LAX Will Finally Shield Celebrities and Other Rich People From the Mean Men With Cameras
Things are finally looking up for famous people and people who aren’t famous but are at least rich enough to act like they are: Los Angeles International Airport (or “LAX,” short for lacrosse) has been approved to build a special terminal specifically for the most beautiful and wealthy among us.
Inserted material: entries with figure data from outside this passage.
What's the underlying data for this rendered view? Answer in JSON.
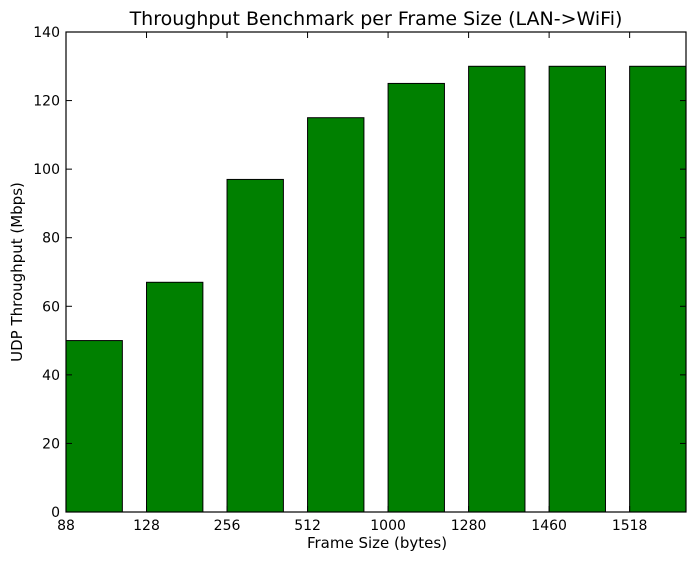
{
  "chart_data": {
    "type": "bar",
    "title": "Throughput Benchmark per Frame Size (LAN->WiFi)",
    "xlabel": "Frame Size (bytes)",
    "ylabel": "UDP Throughput (Mbps)",
    "categories": [
      "88",
      "128",
      "256",
      "512",
      "1000",
      "1280",
      "1460",
      "1518"
    ],
    "values": [
      50,
      67,
      97,
      115,
      125,
      130,
      130,
      130
    ],
    "ylim": [
      0,
      140
    ],
    "yticks": [
      0,
      20,
      40,
      60,
      80,
      100,
      120,
      140
    ],
    "bar_color": "#008000",
    "grid": false,
    "legend": "none"
  }
}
The terminal, which was approved yesterday by the Board of Airport Commissioners (whose meetings must be scintillating), is being spun as a way of de-gumming LAX’s main terminal, but is, let’s be honest, just a way for celebrities to avoid the prying lenses of the paparazzi, and for rich people to avoid the rest of us. That said, anyone who is willing and able to pay $1,800 will be able to use the terminal, which will allow those people to, as they do elsewhere, bypass the banal realities of everyday life, such as walking (via The Guardian):
It will cost $1,500-$1,800 per trip to use the new terminal, which will include exclusive lounges, dedicated catering and separate security and border checkpoints. When it’s time to board, guests will be driven directly to their plane. The plans promise that guests using the new terminal will have to walk about 60 steps, compared to as many as 2,200 from street to plane seat via the public terminals.
The nation’s robust market for celebrities looking disheveled and dispirited in rumpled hoodies and weird hats will soon crash.